Three strikes to eliminate cancer
BRCA1 and BRCA2 are tumor-suppressing genes, and patients with mutations in these genes are prone to breast cancer, ovaries and other cancers. Because BRCA1 and BRCA2 mutations affect pathways involved in DNA disruption repair, the tumors of these patients are usually vulnerable to treatments that further damage DNA repair, such as poly (ADP-ribose) polymerase (PARP) inhibitors, but they may be resistant to get therapy. Using a Genome-wide screening approach, Fugger et al. has identified a protein called DNPH1 as a ‘nucleotide purifier’ that prevents the incorporation of abnormal nucleotides into DNA (see the Perspective by Kriaucionis). The authors examined its mechanism of action and showed how it could be targeted to kill BRCA1mutant cancer cells in combination with PARP inhibitor treatment.

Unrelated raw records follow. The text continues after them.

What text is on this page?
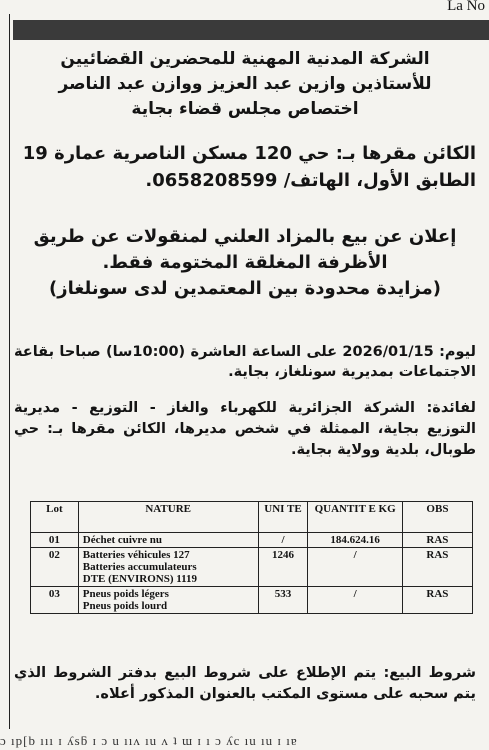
La No
الشركة المدنية المهنية للمحضرين القضائيين
للأستاذين وازين عبد العزيز ووازن عبد الناصر
اختصاص مجلس قضاء بجاية
الكائن مقرها بـ: حي 120 مسكن الناصرية عمارة 19
الطابق الأول، الهاتف/ 0658208599.
إعلان عن بيع بالمزاد العلني لمنقولات عن طريق
الأظرفة المغلقة المختومة فقط.
(مزايدة محدودة بين المعتمدين لدى سونلغاز)
ليوم: 2026/01/15 على الساعة العاشرة (10:00سا) صباحا بقاعة الاجتماعات بمديرية سونلغاز، بجاية.
لفائدة: الشركة الجزائرية للكهرباء والغاز - التوزيع - مديرية التوزيع بجاية، الممثلة في شخص مديرها، الكائن مقرها بـ: حي طوبال، بلدية وولاية بجاية.
Lot	NATURE	UNI TE	QUANTIT E KG	OBS
01	Déchet cuivre nu	/	184.624.16	RAS
02	Batteries véhicules 127
Batteries accumulateurs
DTE (ENVIRONS) 1119	1246	/	RAS
03	Pneus poids légers
Pneus poids lourd	533	/	RAS
شروط البيع: يتم الإطلاع على شروط البيع بدفتر الشروط الذي يتم سحبه على مستوى المكتب بالعنوان المذكور أعلاه.
ɔ ıp[b ııı ɪ ʎsƃ ɪ ɔ u ııʌ ıu ʌ ʇ ɯ ɪ ı ɔ ʎc ıu ıu ɪ ıɐ
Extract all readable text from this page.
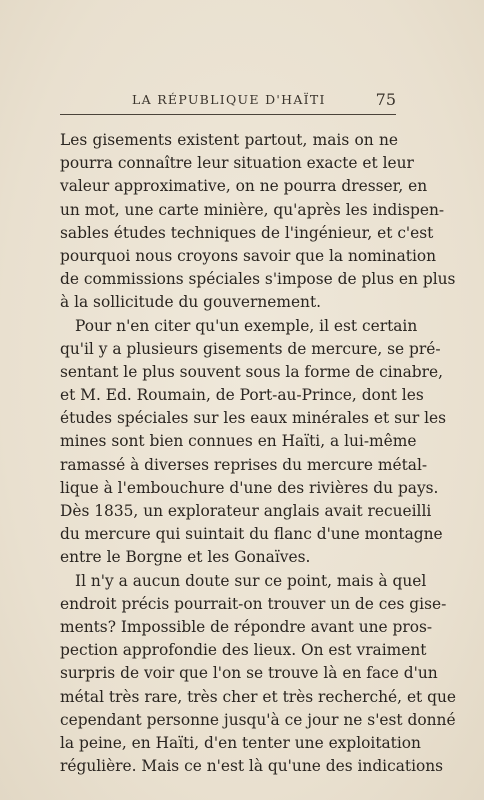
LA RÉPUBLIQUE D'HAÏTI	75
Les gisements existent partout, mais on ne
pourra connaître leur situation exacte et leur
valeur approximative, on ne pourra dresser, en
un mot, une carte minière, qu'après les indispen-
sables études techniques de l'ingénieur, et c'est
pourquoi nous croyons savoir que la nomination
de commissions spéciales s'impose de plus en plus
à la sollicitude du gouvernement.
Pour n'en citer qu'un exemple, il est certain
qu'il y a plusieurs gisements de mercure, se pré-
sentant le plus souvent sous la forme de cinabre,
et M. Ed. Roumain, de Port-au-Prince, dont les
études spéciales sur les eaux minérales et sur les
mines sont bien connues en Haïti, a lui-même
ramassé à diverses reprises du mercure métal-
lique à l'embouchure d'une des rivières du pays.
Dès 1835, un explorateur anglais avait recueilli
du mercure qui suintait du flanc d'une montagne
entre le Borgne et les Gonaïves.
Il n'y a aucun doute sur ce point, mais à quel
endroit précis pourrait-on trouver un de ces gise-
ments? Impossible de répondre avant une pros-
pection approfondie des lieux. On est vraiment
surpris de voir que l'on se trouve là en face d'un
métal très rare, très cher et très recherché, et que
cependant personne jusqu'à ce jour ne s'est donné
la peine, en Haïti, d'en tenter une exploitation
régulière. Mais ce n'est là qu'une des indications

Science, this issue p. 156; see also p. 127
Summary
Mutations in the BRCA1 or BRCA2 tumor suppressor genes predispose individuals to breast cancer and ovarian cancer. In the clinic, these cancers are treated with inhibitors that target poly (ADP-ribose) polymerase (PARP). We show that inhibition of DNPH1, a protein that eliminates cytotoxic nucleotide 5-hydroxymethyl-deoxyuridine (hmdU) monophosphate, reduces the sensitivity of BRCAdeficiency of PARP inhibitors (PARPi). Synthetic lethality was mediated by the action of SMUG1 glycosylase on genomic hmdU, leading to PARP capture, replication fork collapse, DNA breakage, and apoptosis. BRCA1deficient cells that developed resistance to PARPi were resensitized by treatment with hmdU and DNPH1 inhibition. Because genomic hmdU is an important determinant of PARPi sensitivity, the focus on DNPH1 offers a promising strategy for the hypersensitivity of BRCAcancer deficiencies for PARPi therapy.